Après cet historique pour lequel nous remercions la Chambre Nationale des Huissiers de Justice, il nous appartient d’effectuer un peu de prospective.

Il est en revanche indéniable que l’huissier de Justice n’est pas un homme du passé : il manie la dématérialisation de ses actes, procède quotidiennement à des constats sur Internet, signe électroniquement ses actes et Procès-Verbaux etc…

Mais surtout, il reste le juriste de proximité, accessible aux justiciables destinataires des actes.
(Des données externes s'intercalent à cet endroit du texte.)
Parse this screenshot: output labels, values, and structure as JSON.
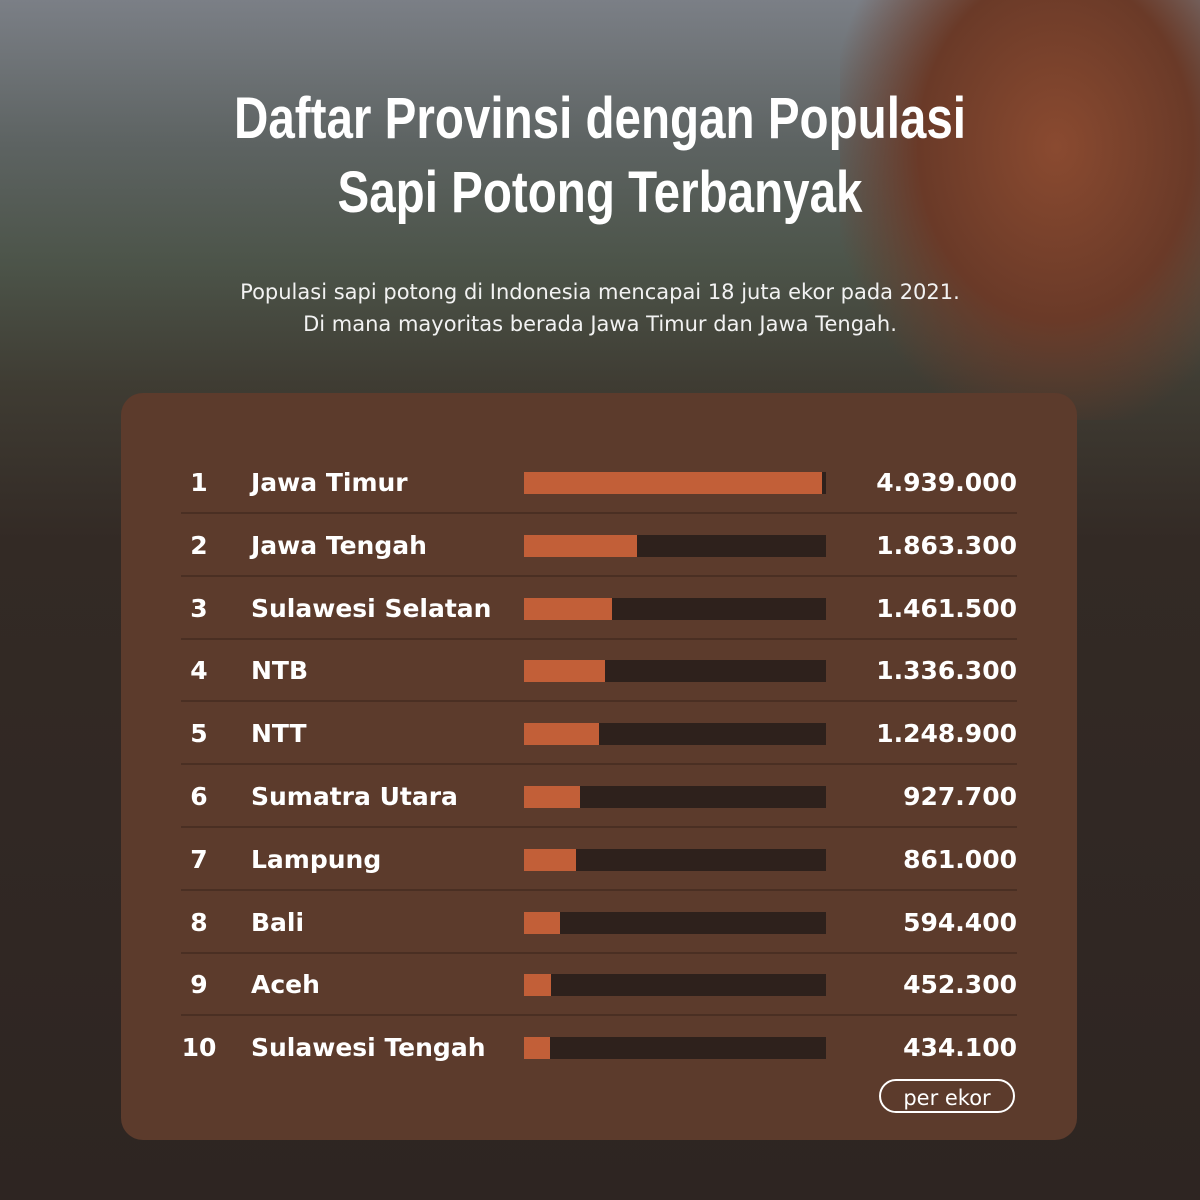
{
  "title_line1": "Daftar Provinsi dengan Populasi",
  "title_line2": "Sapi Potong Terbanyak",
  "subtitle_line1": "Populasi sapi potong di Indonesia mencapai 18 juta ekor pada 2021.",
  "subtitle_line2": "Di mana mayoritas berada Jawa Timur dan Jawa Tengah.",
  "colors": {
    "bar": "#c25f38",
    "track": "#2e211c",
    "card": "#5c3b2c"
  },
  "chart_data": {
    "type": "bar",
    "orientation": "horizontal",
    "xlim": [
      0,
      5000000
    ],
    "unit_label": "per ekor",
    "rows": [
      {
        "rank": "1",
        "name": "Jawa Timur",
        "value": 4939000,
        "label": "4.939.000"
      },
      {
        "rank": "2",
        "name": "Jawa Tengah",
        "value": 1863300,
        "label": "1.863.300"
      },
      {
        "rank": "3",
        "name": "Sulawesi Selatan",
        "value": 1461500,
        "label": "1.461.500"
      },
      {
        "rank": "4",
        "name": "NTB",
        "value": 1336300,
        "label": "1.336.300"
      },
      {
        "rank": "5",
        "name": "NTT",
        "value": 1248900,
        "label": "1.248.900"
      },
      {
        "rank": "6",
        "name": "Sumatra Utara",
        "value": 927700,
        "label": "927.700"
      },
      {
        "rank": "7",
        "name": "Lampung",
        "value": 861000,
        "label": "861.000"
      },
      {
        "rank": "8",
        "name": "Bali",
        "value": 594400,
        "label": "594.400"
      },
      {
        "rank": "9",
        "name": "Aceh",
        "value": 452300,
        "label": "452.300"
      },
      {
        "rank": "10",
        "name": "Sulawesi Tengah",
        "value": 434100,
        "label": "434.100"
      }
    ]
  }
}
Même écrits, les actes d’huissiers de Justice n’entraînent aujourd’hui pas une rupture du dialogue entre le justiciable et l’huissier de Justice. Il en est de même avec l’acte dématérialisé qui ne saurait créer une rupture de l’oralité entre les parties et l’huissier.

Mais surtout, tout comme les huissiers de Justice ont réussi à dématérialiser leurs actes du palais en matière civile à la Cour de Cassation, ces auxiliaires de Justice, arriveront, car ils sont indépendants des parties et impartiaux par nature, à gérer une transmission garantie de l’acte extra judiciaire dématérialisé.

Le professionnalisme de l’huissier de Justice, couplé à son statut particulier et à son expérience, en font l’unique professionnel capable d’assurer une transmission d’actes dématérialisés de qualité, protégeant tant le requérant que le destinataire de l’acte.

Demain, la profession d’huissier de Justice fusionnera avec celle de commissaire de Justice, et deviendra commissaire de Justice. C’est un nouveau tournant dans l’histoire de la profession.